Article: The Myth of Utilization
By Gil Broza

Almost all my clients to date have been understaffed.

They are already spending a good chunk of change on their employees and contractors, who perform business- critical functions. And there's always more good work that they don't get to.

Accordingly, they try to maximize the time their staff spend doing valuable work. Makes sense, right? The organization wants to see a return on the cost of employing them.

To that end, managers (whose work also doesn't come cheap) attempt to allocate people's time toward tasks and projects.

For instance, Alex, a highly-skilled DBA, is only needed half the time on the Blue Team, but he can spend the other half helping the Green Team and the Red Team.

This approach implicitly assumes that the return on Alex's time — i.e. his usefulness or productivity — is proportional to the time he spends on projects. After all, he's competent, motivated, and wouldn't waste company time. So every minute he's on a task, he's being useful.

Again, makes sense, right?

Sure, if Alex were a computer.

Because Alex is human, he will not be all that productive, and so would his team-mates. Here are just four reasons:

  • When he switches from project A to B, he needs some time to catch up on B's happenings. This isn't like synchronizing a smartphone; it takes time and often involves asking people (which lowers their output).

  • Inevitably, his bonds with the Blue Team members (and the Red, and the Green) are weaker. He's just not around enough, and when he is, he's this "expert". This often translates into reduced collaboration, trust and knowledge-sharing.

  • Alex has no slack time in which to come up with new ideas or simplifications. He might not have the bandwidth to consider that perhaps they're building the wrong feature.

  • The Blue Team needs him for 50% on average. What happens the week he's needed for 80%? Either he becomes the bottleneck, so Blue suffers, or he spends that time with Blue but then Red or Green suffer. That's where we get a flurry of management activity and emails, none of which gets deducted from anyone's "productivity".

What about the costs you see only much later? A few months of this and Alex burns out, asks to be removed, or leaves the company?

You don't have to be shared across projects for this kind of utilization to kill you and your productivity. You can be 100% on one project and constantly busy doing what needs doing. Often, results include apathy, procrastination, and superficial solutions. Exactly the opposite of what utilization was meant to achieve.

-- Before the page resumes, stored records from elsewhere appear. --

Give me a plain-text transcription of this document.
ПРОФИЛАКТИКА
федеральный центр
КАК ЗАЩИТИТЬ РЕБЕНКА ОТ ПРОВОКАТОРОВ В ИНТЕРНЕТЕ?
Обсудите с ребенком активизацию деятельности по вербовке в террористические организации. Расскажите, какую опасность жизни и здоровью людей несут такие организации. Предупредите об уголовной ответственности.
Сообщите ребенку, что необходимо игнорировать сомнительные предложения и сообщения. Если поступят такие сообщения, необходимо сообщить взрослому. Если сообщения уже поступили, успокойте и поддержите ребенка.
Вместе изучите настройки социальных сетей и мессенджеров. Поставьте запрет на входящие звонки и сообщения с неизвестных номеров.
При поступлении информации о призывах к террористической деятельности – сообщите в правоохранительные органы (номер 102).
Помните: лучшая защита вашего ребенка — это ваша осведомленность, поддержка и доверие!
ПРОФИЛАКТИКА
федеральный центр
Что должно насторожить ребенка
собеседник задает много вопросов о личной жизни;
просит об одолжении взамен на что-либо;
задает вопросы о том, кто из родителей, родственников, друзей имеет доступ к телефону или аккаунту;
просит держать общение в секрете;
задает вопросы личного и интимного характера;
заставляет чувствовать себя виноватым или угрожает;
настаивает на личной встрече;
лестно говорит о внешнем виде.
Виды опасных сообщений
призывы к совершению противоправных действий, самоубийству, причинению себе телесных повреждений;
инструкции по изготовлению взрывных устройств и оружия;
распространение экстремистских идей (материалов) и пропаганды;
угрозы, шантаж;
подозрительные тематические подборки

So what can you do? Stop "maximizing utilization". Even your computer's operating system avoids 100% CPU.

What matters is overall team output — the value they produce — not individual productivity. Individual usefulness and effectiveness are important.

How do you get great value? First, let your teams self-organize around delivering it. Then look for waste and bottlenecks in your process, and remove them gradually. You'll be amazed.